Suggestion of reduced cancer risks following cardiac x-ray exposures is unconvincing.

Mohan Doss has provided us with an interesting interpretation of our study investigating cancer risks among young people undergoing cardiac catheterization procedures [1, 2]. As in previous correspondence [3], Doss adjusts expected cancer incidence figures to demonstrate apparently reduced standardised incidence ratios (SIR) for populations exposed to radiation.

We have a number of concerns with this approach. Firstly, Doss has based calculations on the figures presented in Table 3, in which no exclusion period was applied, i.e. observed/expected cases accrue immediately after the date of the first recorded procedure. When assessing the impact of radiation exposure, only follow-up after an exclusion period of 5 years (2 for leukaemia/lymphoma) is appropriate.
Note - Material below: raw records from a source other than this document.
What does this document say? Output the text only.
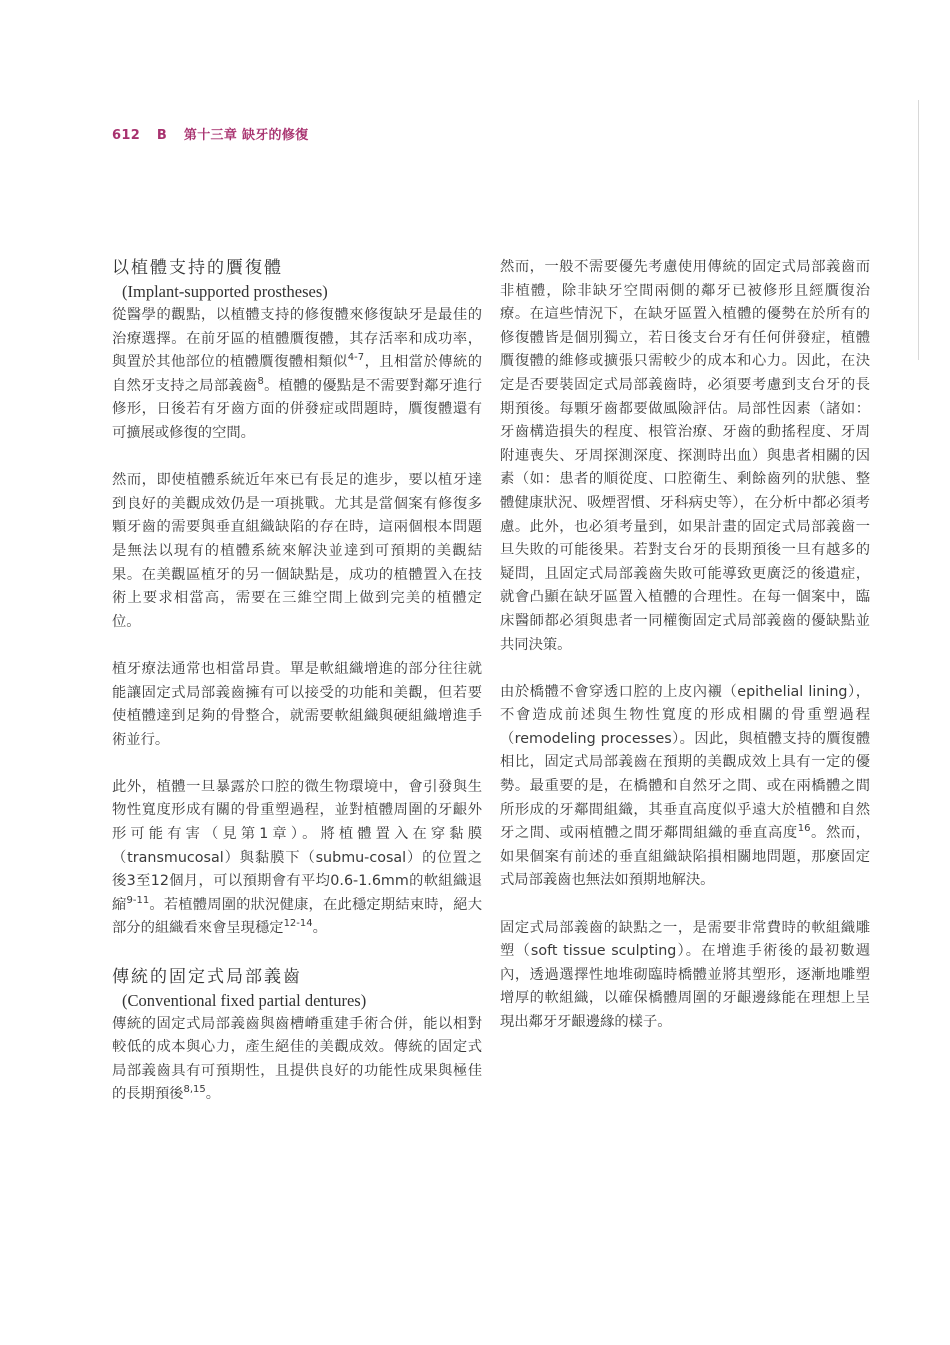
612 B 第十三章 缺牙的修復
以植體支持的贋復體
(Implant-supported prostheses)

從醫學的觀點，以植體支持的修復體來修復缺牙是最佳的治療選擇。在前牙區的植體贋復體，其存活率和成功率，與置於其他部位的植體贋復體相類似$^{4-7}$，且相當於傳統的自然牙支持之局部義齒$^8$。植體的優點是不需要對鄰牙進行修形，日後若有牙齒方面的併發症或問題時，贋復體還有可擴展或修復的空間。

然而，即使植體系統近年來已有長足的進步，要以植牙達到良好的美觀成效仍是一項挑戰。尤其是當個案有修復多顆牙齒的需要與垂直組織缺陷的存在時，這兩個根本問題是無法以現有的植體系統來解決並達到可預期的美觀結果。在美觀區植牙的另一個缺點是，成功的植體置入在技術上要求相當高，需要在三維空間上做到完美的植體定位。

植牙療法通常也相當昂貴。單是軟組織增進的部分往往就能讓固定式局部義齒擁有可以接受的功能和美觀，但若要使植體達到足夠的骨整合，就需要軟組織與硬組織增進手術並行。

此外，植體一旦暴露於口腔的微生物環境中，會引發與生物性寬度形成有關的骨重塑過程，並對植體周圍的牙齦外形可能有害（見第1章）。將植體置入在穿黏膜（transmucosal）與黏膜下（submu-cosal）的位置之後3至12個月，可以預期會有平均0.6-1.6mm的軟組織退縮$^{9-11}$。若植體周圍的狀況健康，在此穩定期結束時，絕大部分的組織看來會呈現穩定$^{12-14}$。

傳統的固定式局部義齒
(Conventional fixed partial dentures)

傳統的固定式局部義齒與齒槽嵴重建手術合併，能以相對較低的成本與心力，產生絕佳的美觀成效。傳統的固定式局部義齒具有可預期性，且提供良好的功能性成果與極佳的長期預後$^{8,15}$。

然而，一般不需要優先考慮使用傳統的固定式局部義齒而非植體，除非缺牙空間兩側的鄰牙已被修形且經贋復治療。在這些情況下，在缺牙區置入植體的優勢在於所有的修復體皆是個別獨立，若日後支台牙有任何併發症，植體贋復體的維修或擴張只需較少的成本和心力。因此，在決定是否要裝固定式局部義齒時，必須要考慮到支台牙的長期預後。每顆牙齒都要做風險評估。局部性因素（諸如：牙齒構造損失的程度、根管治療、牙齒的動搖程度、牙周附連喪失、牙周探測深度、探測時出血）與患者相關的因素（如：患者的順從度、口腔衛生、剩餘齒列的狀態、整體健康狀況、吸煙習慣、牙科病史等），在分析中都必須考慮。此外，也必須考量到，如果計畫的固定式局部義齒一旦失敗的可能後果。若對支台牙的長期預後一旦有越多的疑問，且固定式局部義齒失敗可能導致更廣泛的後遺症，就會凸顯在缺牙區置入植體的合理性。在每一個案中，臨床醫師都必須與患者一同權衡固定式局部義齒的優缺點並共同決策。

由於橋體不會穿透口腔的上皮內襯（epithelial lining），不會造成前述與生物性寬度的形成相關的骨重塑過程（remodeling processes）。因此，與植體支持的贋復體相比，固定式局部義齒在預期的美觀成效上具有一定的優勢。最重要的是，在橋體和自然牙之間、或在兩橋體之間所形成的牙鄰間組織，其垂直高度似乎遠大於植體和自然牙之間、或兩植體之間牙鄰間組織的垂直高度$^{16}$。然而，如果個案有前述的垂直組織缺陷損相關地問題，那麼固定式局部義齒也無法如預期地解決。

固定式局部義齒的缺點之一，是需要非常費時的軟組織雕塑（soft tissue sculpting）。在增進手術後的最初數週內，透過選擇性地堆砌臨時橋體並將其塑形，逐漸地雕塑增厚的軟組織，以確保橋體周圍的牙齦邊緣能在理想上呈現出鄰牙牙齦邊緣的樣子。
Secondly, the fact that cancer incidence among young people with congenital heart disease (CHD) is raised compared to the general population is well known and was part of the justification for the study. As we stated in the introduction to our paper, increased cancer incidence may be due to a number of factors, including genetic predisposition, immunosuppression and radiation exposure. No study has ever managed to isolate the relative contribution of these separate risk factors. There are, therefore, no data available from which to determine true ‘background’ rates among individuals with CHD. This includes the study by Lee et al. [4] from which Doss obtains the factor of 1.45 used to adjust expected cancer incidence figures. In particular, Lee et al. do not exclude patients with radiation exposure nor censor transplant recipients. Furthermore, given the variation in both CHD rates [5] and cancer incidence [6] between countries, the use of data from Taiwan to adjust background figures representing the UK, Canada and Israel is likely unreliable. It is also unclear why Doss has picked the SIR reported by Lee et al., as opposed to other, more modestly raised SIR figures representing populations with CHD (e.g. those reported by Bjørge et al. [7]).

Our conclusion that radiation exposure may still contribute to higher cancer rates among children with CHD was partly based on an internal dose response analysis, in addition to calculation of SIR. While imprecise, the excess elevated risk (ERR) per mGy for lympho-haematological neoplasia of 0.018 (95% CI: -0.002, 0.096) is suggestive of a small risk due to radiation exposure. Furthermore, we must again emphasise that follow-up times were insufficient to allow conclusions to be drawn on cancer incidence for the most heavily irradiated organs, including the lungs and breasts.

While Doss is correct in stating that leukaemia incidence is higher among individuals with Down syndrome, the incompleteness of information on prevalence of this condition in our cohort prevented us from formal analysis of the potential for confounding. Doss states that “all the four leukemia cases [….] were in patients with Down’s syndrome”. This is incorrect, although our phrasing could have been clearer. We merely stated that all four cancer cases developing among individuals with Down syndrome were leukaemia. In fact only one of these diseases developed more than 2 years following the first procedure, thus contributing to dose response analysis.

In summary, while we appreciate Dr Doss’s interest in our study, we feel that the methods used to adjust our SIR figures are inappropriate and we are unconvinced of the implied suggestion that radiation exposure in this patient group may be reducing cancer risks via a hormesis mechanism.